Insistimos nesta idéia, porque ela nos pareceu a idéia mestra do livro de T. Lamentamos não dispor do espaço necessário para sinalar agora todos os detalhes curiosos, novos, sugestivos que pululam nesse livro. O autor indica com razão diferenças essenciais entre a história do direito grego e aquela do direito romano. Ele duvida muito de que o matriarcado haja, na origem, reinado em toda parte; mas é ir muito longe perguntar se “esse matriarcado tão famoso existiu”. Ele sinala, em nossa civilização francesa contemporânea, singulares sobrevivências de casamentos obrigatórios ou proibidos. A transformação da nobreza forneceu-lhe interessantes observações. A propriedade privada parece-lhe tão antiga quanto a propriedade coletiva; o comunismo de aldeia é posterior ao comunismo de família, o mir e a zadruga não remontam aos primeiros tempos da humanidade; as comunidades que se organizaram na Idade Média, as “comunas[2] juradas”, por exemplo, não foram senão que uma imitação dos conventos (capítulo IV). É falso que todos os povos tenham sido primeiro caçadores, depois pastores, depois agricultores. Conhecem-se povos onde a ordem desta evolução foi invertida, outros que jamais conheceram o estado pastoral. Não há mais uniformidade na evolução do direito de hereditariedade. Vê-se, com os progressos da civilização, recuar a idade da maioridade e elevar-se a duração da posse requerida para prescrever. Em matéria de obrigações, o contrato não é senão um derivado da declaração unilateral de vontade, que reaparece hoje e tende a limitar o domínio das obrigações contratuais. O direito natural não nasceu em Roma do comércio internacional, mas da filosofia, que generalizou, em as estendendo, as relações de todos os homens, as regras que governavam as relações dos cidadãos entre si. Jamais houve a fusão do jus naturale e do jus gentium. A idéia do direito natural encontra no senhor Tarde um contraditor encarniçado: ele declara-a pouco precisa e imprópria para guiar o legislador. Ao contrário, ele acentua, para a educação do jurista, a sociologia, da qual o direito não é, para ele, senão que um fragmento. Sem dúvida, como a linguagem (com a qual T. o compara muito engenhosamente) o direito “é o espelho integral da vida social”. Mas “é preciso estudá-lo como um simples ramo da sociologia, se quisermos compreendê-lo em sua realidade viva e completa”.

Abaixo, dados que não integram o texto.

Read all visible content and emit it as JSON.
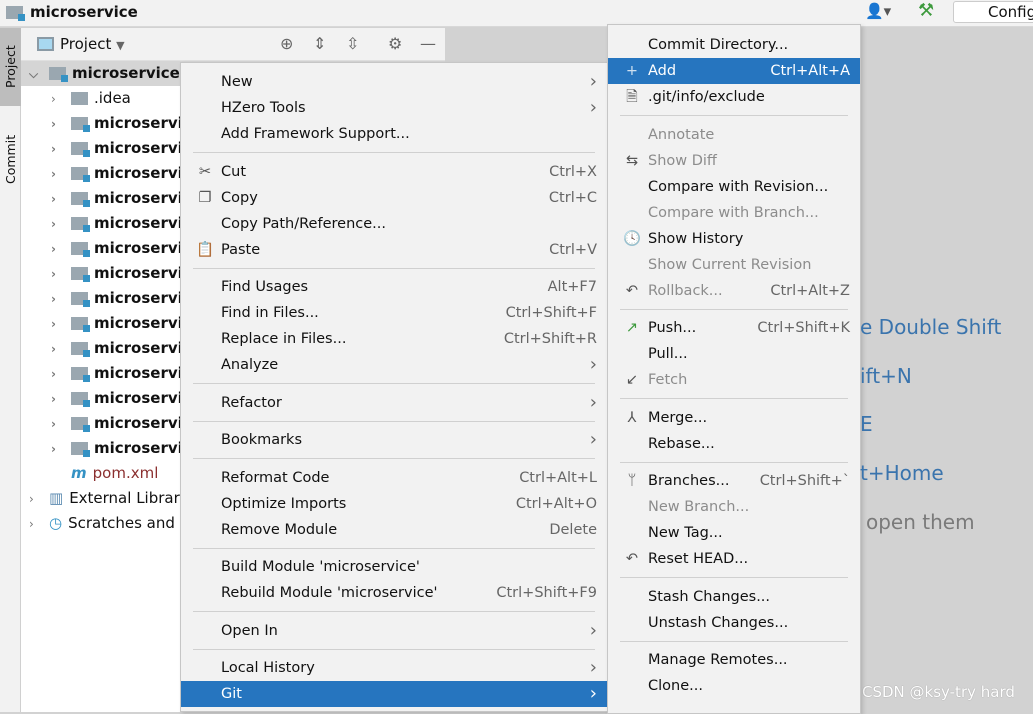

Eis algumas das concepções do autor. Elas podem, — nesta enumeração rápida que fizemos, — parecer um pouco chocantes e assaz mediocremente coerentes. Confessamos que, com a leitura do livro, um leitor superficial poderia ser tentado a fazer esta reprovação contra o autor mesmo. A idéia fundamental que tentamos destacar a toda hora, domina-o, todavia, e inspira-o em toda parte. A vivacidade, a originalidade do estilo vêm apenas tornar a leitura mais atraente e mais fácil.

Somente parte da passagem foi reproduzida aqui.